The current cap would rule out the Inter-Faith Council for Social Services’ plans to replace its downtown men’s shelter with a 52-bed shelter on UNC-Chapel Hill-owned land along Martin Luther King Jr. Boulevard at Homestead Road.

Last week neighbors published an analysis showing the current shelter at 100 W. Rosemary St. was the site of the second largest number of arrests in the past six years, behind only University Mall.

The 155 arrest total was similar to that of other downtown locations such as the University Square shopping center. The statistics show where suspects were apprehended, not where crimes took place. The shelter ranked 12th for criminal incidents, behind several apartment complexes, shopping centers, office buildings and both high schools.

On Sunday, Laurie Tucker, the IFC’s residential services director, told about 100 people at United Church of Chapel Hill that the shelter makes safety a top priority. The church would be the new shelter’s closest neighbor.

Shelter staff already can do criminal background checks, search residents’ belongings and have a hand-held metal detector. “If you come in with something, and I find it, it’s mine,” Tucker said.

The new shelter, if approved, would continue to let men sleep on the floor in freezing weather. But it would emphasize longer-term housing for men who get drug and alcohol counseling, file disability claims or seek jobs.

The IFC soup kitchen, now in the shelter downtown, would move to the IFC’s headquarters in Carrboro to merge with the agency’s food pantry and give residents of the new shelter space and privacy.

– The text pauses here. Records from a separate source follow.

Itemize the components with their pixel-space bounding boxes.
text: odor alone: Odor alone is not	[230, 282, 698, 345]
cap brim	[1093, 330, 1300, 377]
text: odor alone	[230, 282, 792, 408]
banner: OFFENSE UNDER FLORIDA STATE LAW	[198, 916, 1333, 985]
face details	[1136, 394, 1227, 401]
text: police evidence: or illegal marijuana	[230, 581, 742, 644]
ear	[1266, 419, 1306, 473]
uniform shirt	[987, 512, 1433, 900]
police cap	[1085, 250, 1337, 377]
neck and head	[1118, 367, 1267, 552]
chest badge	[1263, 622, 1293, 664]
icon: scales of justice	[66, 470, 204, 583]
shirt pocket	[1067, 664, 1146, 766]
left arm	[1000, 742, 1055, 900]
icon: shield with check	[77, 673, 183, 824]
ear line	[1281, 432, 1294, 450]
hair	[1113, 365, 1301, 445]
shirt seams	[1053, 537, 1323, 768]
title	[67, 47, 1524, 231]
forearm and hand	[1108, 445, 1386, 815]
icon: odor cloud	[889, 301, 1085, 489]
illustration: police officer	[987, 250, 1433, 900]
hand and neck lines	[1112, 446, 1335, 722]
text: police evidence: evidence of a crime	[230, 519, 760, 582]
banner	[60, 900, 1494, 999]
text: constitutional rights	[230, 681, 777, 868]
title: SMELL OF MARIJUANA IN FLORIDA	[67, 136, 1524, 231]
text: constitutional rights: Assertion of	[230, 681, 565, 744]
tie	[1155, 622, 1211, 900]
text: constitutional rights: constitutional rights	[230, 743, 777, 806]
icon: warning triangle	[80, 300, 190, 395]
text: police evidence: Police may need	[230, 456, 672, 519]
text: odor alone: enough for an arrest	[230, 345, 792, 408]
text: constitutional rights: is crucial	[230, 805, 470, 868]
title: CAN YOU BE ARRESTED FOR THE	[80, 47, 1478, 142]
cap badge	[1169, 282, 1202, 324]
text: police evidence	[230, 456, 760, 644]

Given its current location, it’s hard to measure the shelter’s impact on crime without examining its residents’ criminal records. But IFC executive director Chris Moran has declined to identify residents. Though 100 W. Rosemary St. shows up on police reports, homeless criminals sometimes tell police that’s their address even if they don’t live there.

Police Chief Brian Curran said the shelter’s location, along with its soup kitchen serving all sorts of hungry people, makes it a likely spot to arrest petty criminals, whether or not they live there.

Moran released statistics last week showing only 20 criminal charges filed last year against clients staying at the shelter at the time. A handful were for violent crimes; most were for misdemeanor property or drug crimes.

“The great majority of people who reside with us are not dangerous,” Moran said.

But for some neighbors, any more crime is too much. They say neighborhoods nearest Homestead Park, on either side of Martin Luther King Jr. Boulevard, already have the highest crime rates of Chapel Hill suburban neighborhoods.